This guide shows how to stream CockroachDB data to Databricks using changefeeds, Azure Blob Storage, Unity Catalog, and Delta Lake. You get one platform for governed ingestion (Unity Catalog), exactly-once streaming (Auto Loader), and ACID tables (Delta Lake)—no custom ETL or credential-heavy ingestion jobs. Credentials are for data source prep (changefeed to storage); the ingestion backend is governed by Unity Catalog and resolves schema and primary keys from storage, so the ingestion job does not need source database credentials. Use this when replicating operational data into the lakehouse for analytics, reporting, or audit.

CockroachDB changefeeds write snapshot and CDC as Parquet to Azure; Auto Loader reads them into a streaming DataFrame; and the Medallion pattern (bronze → silver) orders, deduplicates, and merges events. This guide goes beyond staging (a raw dump into one table) to bronze and silver for real-world scenarios: correct insert/update/delete semantics and multi-table consistency.
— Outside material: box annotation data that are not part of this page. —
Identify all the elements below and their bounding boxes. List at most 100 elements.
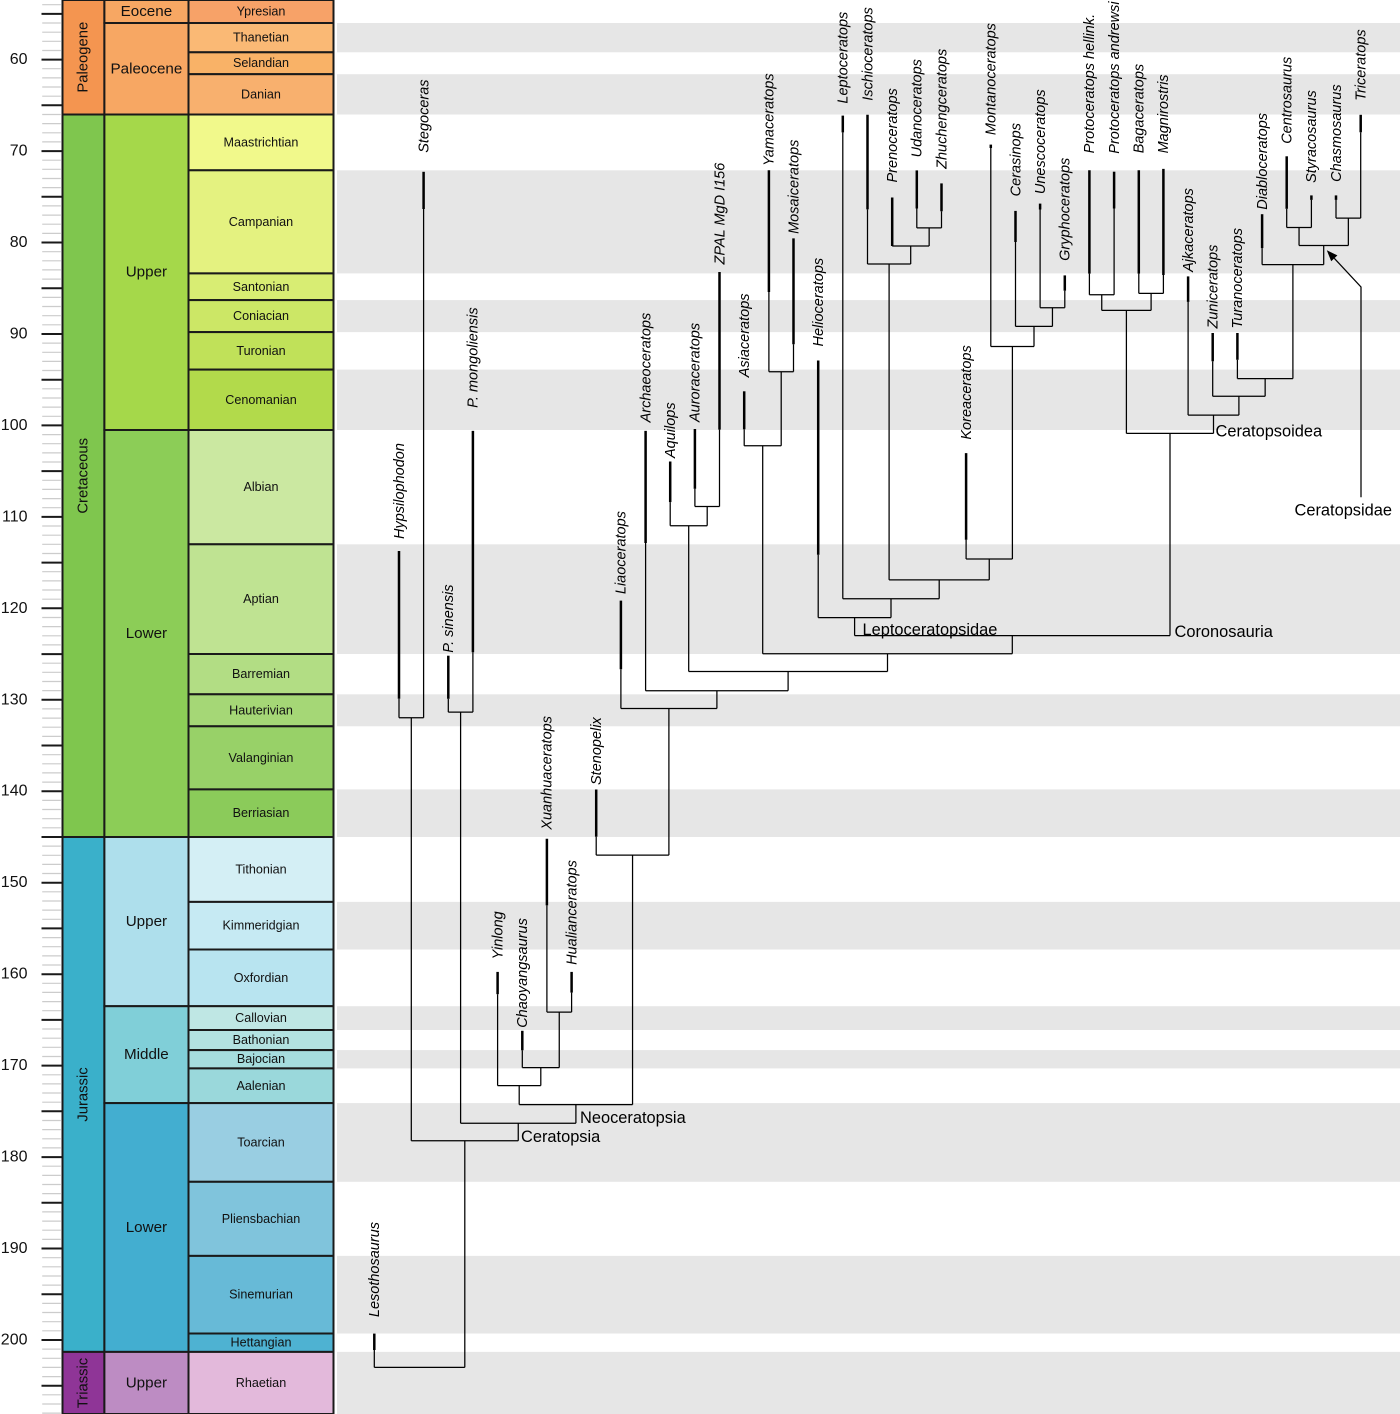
svg-text:Stenopelix: Stenopelix: [589, 717, 605, 785]
svg-text:Gryphoceratops: Gryphoceratops: [1058, 158, 1074, 261]
svg-text:Eocene: Eocene: [121, 3, 173, 20]
svg-text:Ajkaceratops: Ajkaceratops: [1181, 188, 1197, 273]
svg-text:Valanginian: Valanginian: [229, 751, 294, 765]
svg-text:Ypresian: Ypresian: [237, 5, 286, 19]
svg-text:Bathonian: Bathonian: [233, 1033, 290, 1047]
svg-text:Zhuchengceratops: Zhuchengceratops: [934, 49, 950, 170]
svg-text:200: 200: [1, 1332, 28, 1349]
svg-text:Coniacian: Coniacian: [233, 309, 289, 323]
svg-text:Triceratops: Triceratops: [1354, 29, 1370, 100]
svg-text:Upper: Upper: [126, 264, 167, 281]
svg-text:Protoceratops andrewsi: Protoceratops andrewsi: [1107, 1, 1123, 154]
svg-text:Lesothosaurus: Lesothosaurus: [367, 1222, 383, 1317]
svg-text:Montanoceratops: Montanoceratops: [984, 23, 1000, 135]
svg-text:Aalenian: Aalenian: [236, 1079, 285, 1093]
svg-text:100: 100: [1, 417, 28, 434]
svg-text:Cretaceous: Cretaceous: [76, 438, 92, 514]
svg-text:Koreaceratops: Koreaceratops: [959, 345, 975, 439]
svg-text:150: 150: [1, 874, 28, 891]
svg-text:Neoceratopsia: Neoceratopsia: [580, 1109, 687, 1127]
svg-text:Udanoceratops: Udanoceratops: [910, 59, 926, 157]
svg-text:Yamaceratops: Yamaceratops: [762, 73, 778, 165]
svg-text:Liaoceratops: Liaoceratops: [614, 511, 630, 594]
svg-text:Cerasinops: Cerasinops: [1008, 123, 1024, 196]
svg-text:Asiaceratops: Asiaceratops: [737, 293, 753, 378]
svg-text:Pliensbachian: Pliensbachian: [222, 1212, 300, 1226]
svg-text:Oxfordian: Oxfordian: [234, 971, 289, 985]
svg-text:Toarcian: Toarcian: [237, 1135, 285, 1149]
svg-text:110: 110: [2, 508, 28, 525]
svg-text:Stegoceras: Stegoceras: [416, 79, 432, 152]
svg-text:70: 70: [10, 143, 28, 160]
svg-text:Mosaiceratops: Mosaiceratops: [786, 140, 802, 234]
svg-text:80: 80: [10, 234, 28, 251]
svg-text:Santonian: Santonian: [233, 280, 290, 294]
svg-text:Turanoceratops: Turanoceratops: [1230, 228, 1246, 328]
svg-text:Ceratopsidae: Ceratopsidae: [1295, 502, 1393, 520]
svg-text:P. sinensis: P. sinensis: [441, 584, 457, 652]
svg-text:Sinemurian: Sinemurian: [229, 1288, 293, 1302]
svg-text:130: 130: [1, 691, 28, 708]
svg-text:Middle: Middle: [124, 1046, 169, 1063]
svg-text:Upper: Upper: [126, 913, 167, 930]
svg-text:Danian: Danian: [241, 87, 281, 101]
svg-text:Hauterivian: Hauterivian: [229, 703, 293, 717]
svg-text:Berriasian: Berriasian: [233, 806, 290, 820]
svg-text:Archaeoceratops: Archaeoceratops: [638, 313, 654, 424]
svg-text:Ischioceratops: Ischioceratops: [860, 7, 876, 101]
svg-text:ZPAL MgD I156: ZPAL MgD I156: [712, 162, 728, 266]
svg-text:Rhaetian: Rhaetian: [236, 1376, 286, 1390]
svg-text:Xuanhuaceratops: Xuanhuaceratops: [540, 716, 556, 831]
svg-text:Coronosauria: Coronosauria: [1175, 623, 1274, 641]
svg-text:140: 140: [1, 783, 28, 800]
svg-text:Kimmeridgian: Kimmeridgian: [223, 919, 300, 933]
svg-text:190: 190: [1, 1240, 28, 1257]
svg-text:Magnirostris: Magnirostris: [1156, 74, 1172, 153]
svg-text:Barremian: Barremian: [232, 667, 290, 681]
svg-text:Ceratopsia: Ceratopsia: [521, 1128, 601, 1146]
svg-text:Hualianceratops: Hualianceratops: [564, 860, 580, 965]
svg-text:Hypsilophodon: Hypsilophodon: [392, 443, 408, 539]
svg-text:90: 90: [10, 326, 28, 343]
svg-text:160: 160: [1, 966, 28, 983]
svg-text:Campanian: Campanian: [229, 215, 293, 229]
svg-text:Tithonian: Tithonian: [235, 863, 286, 877]
svg-text:Bagaceratops: Bagaceratops: [1132, 64, 1148, 153]
svg-text:Chaoyangsaurus: Chaoyangsaurus: [515, 918, 531, 1028]
svg-text:Turonian: Turonian: [236, 344, 285, 358]
svg-text:Aptian: Aptian: [243, 592, 279, 606]
svg-text:Hettangian: Hettangian: [231, 1336, 292, 1350]
svg-text:180: 180: [1, 1149, 28, 1166]
svg-text:Bajocian: Bajocian: [237, 1052, 285, 1066]
svg-text:Albian: Albian: [243, 480, 278, 494]
svg-text:Centrosaurus: Centrosaurus: [1280, 57, 1296, 144]
svg-text:60: 60: [10, 51, 28, 68]
svg-text:Jurassic: Jurassic: [76, 1067, 92, 1122]
svg-text:Triassic: Triassic: [76, 1357, 92, 1408]
svg-text:Maastrichtian: Maastrichtian: [224, 135, 299, 149]
svg-text:120: 120: [1, 600, 28, 617]
svg-text:Protoceratops hellink.: Protoceratops hellink.: [1082, 14, 1098, 153]
svg-text:Diabloceratops: Diabloceratops: [1255, 113, 1271, 210]
svg-text:Styracosaurus: Styracosaurus: [1304, 90, 1320, 183]
svg-text:Lower: Lower: [126, 1219, 167, 1236]
svg-text:170: 170: [1, 1057, 28, 1074]
svg-text:Helioceratops: Helioceratops: [811, 258, 827, 347]
svg-text:Callovian: Callovian: [235, 1011, 287, 1025]
svg-text:Prenoceratops: Prenoceratops: [885, 88, 901, 182]
svg-text:Leptoceratops: Leptoceratops: [836, 12, 852, 104]
svg-text:Leptoceratopsidae: Leptoceratopsidae: [863, 621, 998, 639]
svg-text:Thanetian: Thanetian: [233, 31, 289, 45]
svg-text:Yinlong: Yinlong: [490, 911, 506, 959]
svg-text:Zuniceratops: Zuniceratops: [1206, 245, 1222, 330]
svg-text:Unescoceratops: Unescoceratops: [1033, 89, 1049, 194]
svg-text:Cenomanian: Cenomanian: [225, 393, 296, 407]
svg-text:Upper: Upper: [126, 1375, 167, 1392]
svg-text:Ceratopsoidea: Ceratopsoidea: [1216, 423, 1323, 441]
svg-text:Selandian: Selandian: [233, 56, 289, 70]
svg-text:P. mongoliensis: P. mongoliensis: [466, 307, 482, 408]
svg-text:Paleogene: Paleogene: [76, 22, 92, 93]
svg-text:Auroraceratops: Auroraceratops: [688, 323, 704, 423]
svg-text:Aquilops: Aquilops: [663, 402, 679, 459]
svg-text:Paleocene: Paleocene: [111, 60, 183, 77]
Multi-table transactional consistency is achieved by using CockroachDB’s HLC and RESOLVED timestamp watermarks as authoritative high-water marks. Each table’s RESOLVED file guarantees all CDC events (including column-family fragments) are complete up to that time. Coordinating ingestion with a shared minimum watermark keeps referential integrity and synchronizes all tables to the same transactional point, avoiding partial transactions and inconsistencies.
Databricks handles SCD Type 1 (latest state via MERGE) and Type 2 (full history), column families, schema evolution, and multiple changefeed formats (Parquet, JSON, Avro, CSV). This guide focuses on **Parquet format** for native Delta Lake integration.